Die Stadt ist damit nicht allein: Auch Essen hat eine Bauleitlinie für Schulen angepasst. Eine Folge ist, dass nun bei allen neuen Baumaßnahmen neutrale Formulierungen für Umkleiden oder sanitäre Räume vorgeschrieben sind. Lehrertoiletten etwa heißen „Personaltoiletten“ und überall dort, wo barrierearme Toiletten errichtet oder saniert werden, werden sie ebenfalls mit „Toiletten für alle“ beschriftet. Als erste Schule hat unlängst das Heinz-Nixdorf-Berufskolleg eine „divers“-Toilette mit Sitzklos und Pissoirs bekommen. Eine andere Lösung hat die Essener Gustav-Heinemann-Gesamtschule gefunden. Dort steht an allen Toiletten neben „Mädchen“ und „Jungen“ auch „divers“. Baulich sind die Räume weiterhin voneinander getrennt – das schreibt das Arbeitsstättenrecht vor.

Mülheim und Duisburg zeigen sich offen

Auch in Düsseldorf etwa gibt es an verschiedensten Schulen geschlechtsneutrale Toiletten. Andere Städte zeigen sich zumindest offen für die Idee: Mülheim will sich in Essen nach Rahmenbedingungen erkundigen, heißt es von der Stadt. Anfragen aus Schulen dazu gab es bislang allerdings weder in Mülheim noch in Duisburg. Die Stadt werde aber „offen mit der Idee umgehen und versuchen, pragmatische Lösungen zu finden“, sagt eine Sprecherin in Duisburg.

Leandra Schierenbeck. 
Leandra Schierenbeck.  © Privat | Privat

Und was sagen die Jugendlichen? Leandra Schierenbeck von der Schülervertretung der Geschwister-Scholl-Gesamtschule macht sehr deutlich, dass es ihr um eine Selbstverständlichkeit. Sie geht von einer sehr viel größeren Gruppe betroffener Jugendlicher aus als ihre Schulleiterin – „bestimmt zehn je Jahrgang“, für die die Frage, welche Toilette sie im Fall der Fälle aufsuchen, oft eine mit Unsicherheiten oder Angst vor Schikane behaftete sei.

Schülervertreterin: Genderneutrale Toiletten schaffen sichereren Raum

„Deshalb brauchen wir genderneutrale Toiletten“, sagt Schierenbeck. Sie schafften einen sicheren und privaten Raum, meint die 19-Jährige und spricht von Respekt für die Geschlechteridentität betroffener Jugendlicher „einfach dadurch, dass sie Schikane aus dem Weg gehen können“. Sie wünscht sich deshalb mehr „positive Aufregung“ und Aufklärung um diese WC-Anlagen und deren Notwendigkeit.

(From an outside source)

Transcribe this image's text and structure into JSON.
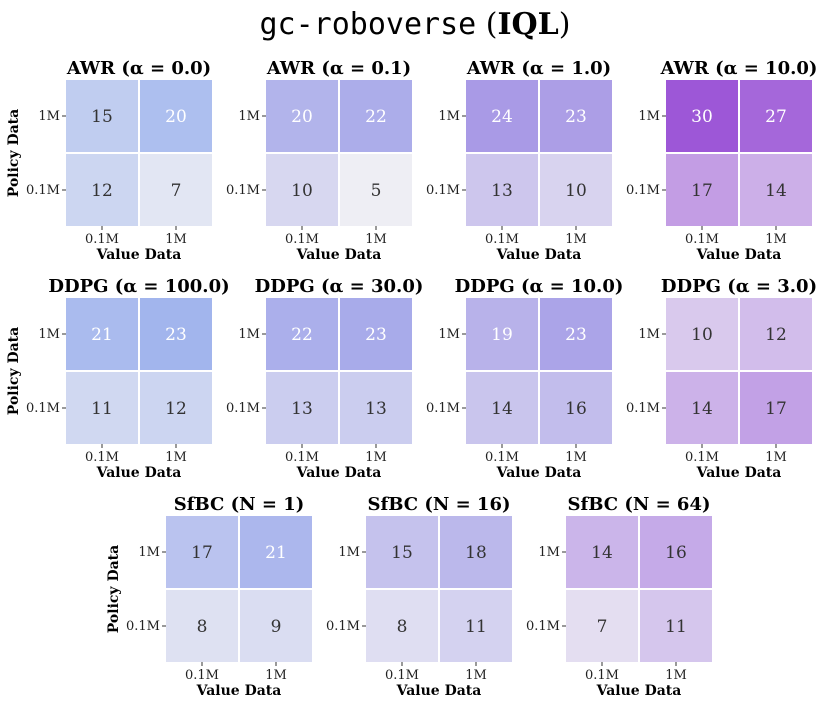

Gleichwohl: Gänzlich zufrieden sind Schierenbeck und Lukas Wiens, ebenfalls Schülervertreter an der Geschwister-Scholl-Gesamtschule, nicht. Wiens merkt an, dass die erste „Toilette für alle“ an seiner Schule eigentlich ein WC für körperlich eingeschränkte Menschen sei. „Es hat Sprüche gegeben“, als sei Transsexualität ein Handicap. Zu einfach habe es man sich hier gemacht, findet der 17-Jährige.

Genutzt würde die geschlechtsneutrale Toilette aber durchaus, sogar als Umkleide - manchmal auf Wunsch der Jugendlichen, manchmal aber auch auf Rat der Lehrkräfte.